Vehicles Commonly Affected by P2498

• Vehicles equipped with secondary air injection systems designed to reduce cold-start emissions.
• Engines using an air pump with an electrically controlled relay/driver circuit.
• Applications with solenoid-controlled valves for air switching or bypass functions (layout varies by vehicle).
• Vehicles with tight underhood packaging where harnesses are prone to heat and abrasion.
• Vehicles operated in wet or corrosive environments where connector moisture intrusion can occur.
• High-mileage vehicles with aging insulation, brittle conduit, or weakened terminal tension.
• Vehicles with recent electrical work involving battery, fuse box, engine harness, or related connectors.
• Vehicles with repeated fuse/relay servicing that may have disturbed terminal fitment.

FAQ

Does P2498 mean the secondary air pump is bad?

No. P2498 specifically indicates a “Secondary Air Injection System Control ‘A’ High” electrical condition. A pump can be involved, but the code can also be caused by wiring damage, connector problems, an open ground, a backfed relay circuit, or a control driver issue that makes the control signal read high.

What does “Control ‘A’ High” refer to?

It refers to a specific secondary air injection control circuit labeled “A” in the vehicle’s service information. “High” means the monitored electrical signal is higher than expected for the commanded state, commonly due to short-to-power, open ground, or unintended voltage feed.

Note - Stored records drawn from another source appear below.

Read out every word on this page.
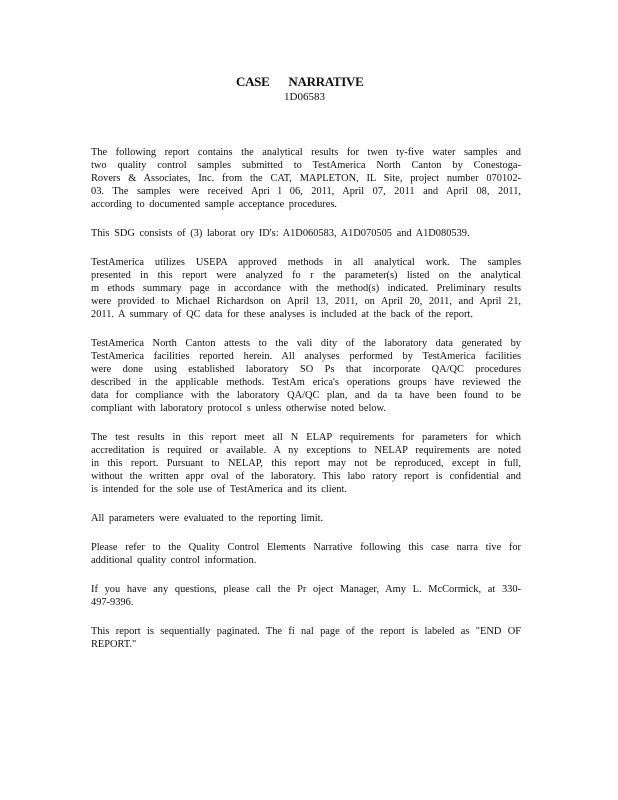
CASE NARRATIVE
1D06583

The following report contains the analytical results for twen ty-five water samples and
two quality control samples submitted to TestAmerica North Canton by Conestoga-
Rovers & Associates, Inc. from the CAT, MAPLETON, IL Site, project number 070102-
03. The samples were received Apri l 06, 2011, April 07, 2011 and April 08, 2011,
according to documented sample acceptance procedures.

This SDG consists of (3) laborat ory ID's: A1D060583, A1D070505 and A1D080539.

TestAmerica utilizes USEPA approved methods in all analytical work. The samples
presented in this report were analyzed fo r the parameter(s) listed on the analytical
m ethods summary page in accordance with the method(s) indicated. Preliminary results
were provided to Michael Richardson on April 13, 2011, on April 20, 2011, and April 21,
2011. A summary of QC data for these analyses is included at the back of the report.

TestAmerica North Canton attests to the vali dity of the laboratory data generated by
TestAmerica facilities reported herein. All analyses performed by TestAmerica facilities
were done using established laboratory SO Ps that incorporate QA/QC procedures
described in the applicable methods. TestAm erica's operations groups have reviewed the
data for compliance with the laboratory QA/QC plan, and da ta have been found to be
compliant with laboratory protocol s unless otherwise noted below.

The test results in this report meet all N ELAP requirements for parameters for which
accreditation is required or available. A ny exceptions to NELAP requirements are noted
in this report. Pursuant to NELAP, this report may not be reproduced, except in full,
without the written appr oval of the laboratory. This labo ratory report is confidential and
is intended for the sole use of TestAmerica and its client.

All parameters were evaluated to the reporting limit.

Please refer to the Quality Control Elements Narrative following this case narra tive for
additional quality control information.

If you have any questions, please call the Pr oject Manager, Amy L. McCormick, at 330-
497-9396.

This report is sequentially paginated. The fi nal page of the report is labeled as "END OF
REPORT."
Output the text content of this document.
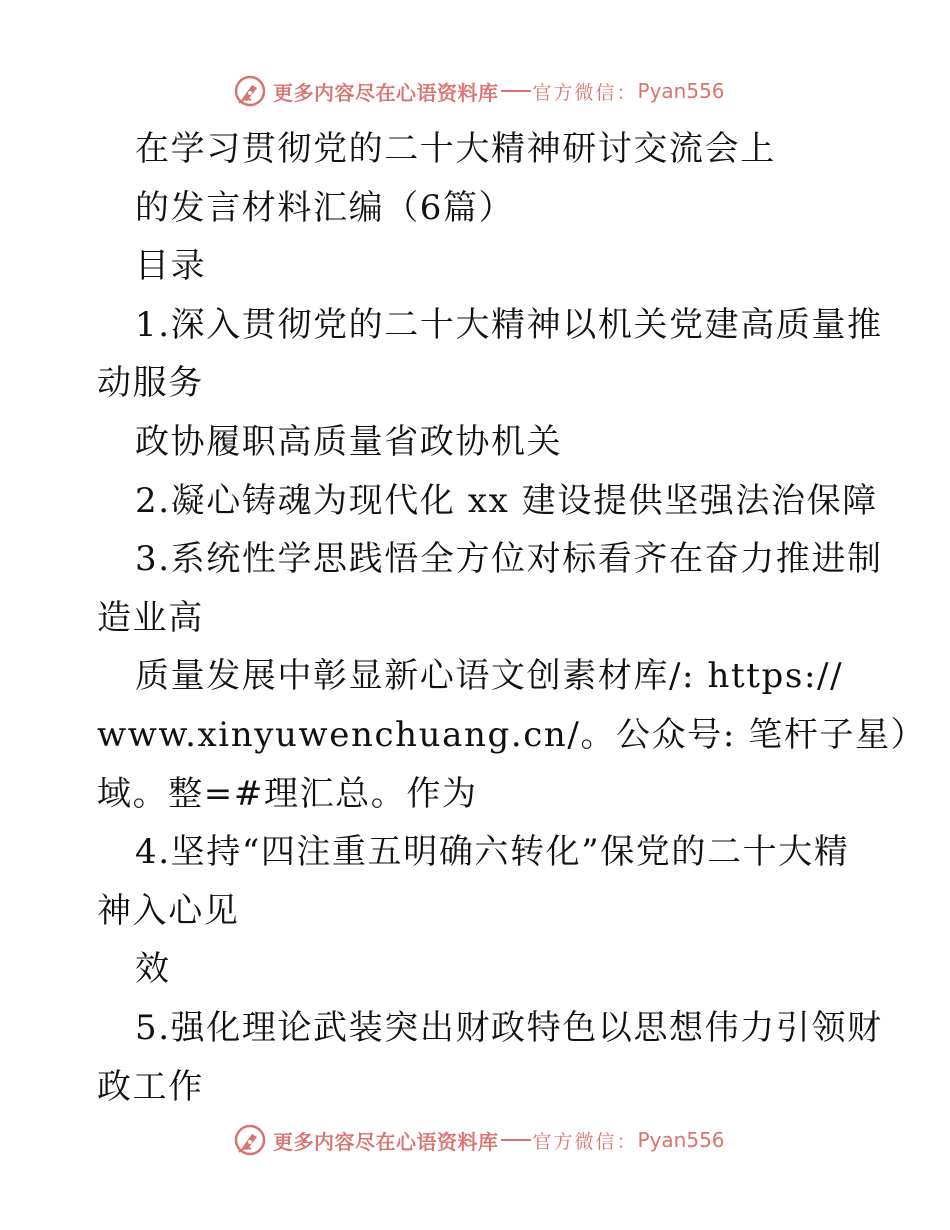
更多内容尽在心语资料库 官方微信： Pyan556
在学习贯彻党的二十大精神研讨交流会上
的发言材料汇编（6篇）
目录
1.深入贯彻党的二十大精神以机关党建高质量推
动服务
政协履职高质量省政协机关
2.凝心铸魂为现代化 xx 建设提供坚强法治保障
3.系统性学思践悟全方位对标看齐在奋力推进制
造业高
质量发展中彰显新心语文创素材库/: https://
www.xinyuwenchuang.cn/。公众号: 笔杆子星）
域。整=#理汇总。作为
4.坚持“四注重五明确六转化”保党的二十大精
神入心见
效
5.强化理论武装突出财政特色以思想伟力引领财
政工作
更多内容尽在心语资料库 官方微信： Pyan556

The exact component tied to “A” varies by vehicle.

Can a blown fuse cause P2498?

A blown fuse is more commonly associated with a low or open power feed, but it can be part of the overall fault if the circuit is being backfed, a relay is sticking, or another shared circuit is causing abnormal voltage on the control line. Confirm the fuse condition and then test for unintended voltage on the control circuit.

Why does P2498 come and go?

Intermittent P2498 behavior often points to harness movement, poor terminal tension, moisture intrusion, or chafing that intermittently shorts the control circuit to power. Reproducing the fault with a wiggle test and logging live data during the event can help pinpoint the location.

Should I replace the control module if the circuit tests high?

Not until you verify all external causes. First confirm power and ground integrity, check for short-to-power on the harness, inspect terminals for spread/corrosion, and verify relay/driver behavior. Consider module replacement only if testing proves the module driver is the source of the high condition and all related circuits and loads are known-good.

If you need a precise test plan, use the vehicle’s service information to identify what “Control A” commands, which connector pins are involved, and the correct test points for verifying a circuit-high condition without replacing parts unnecessarily.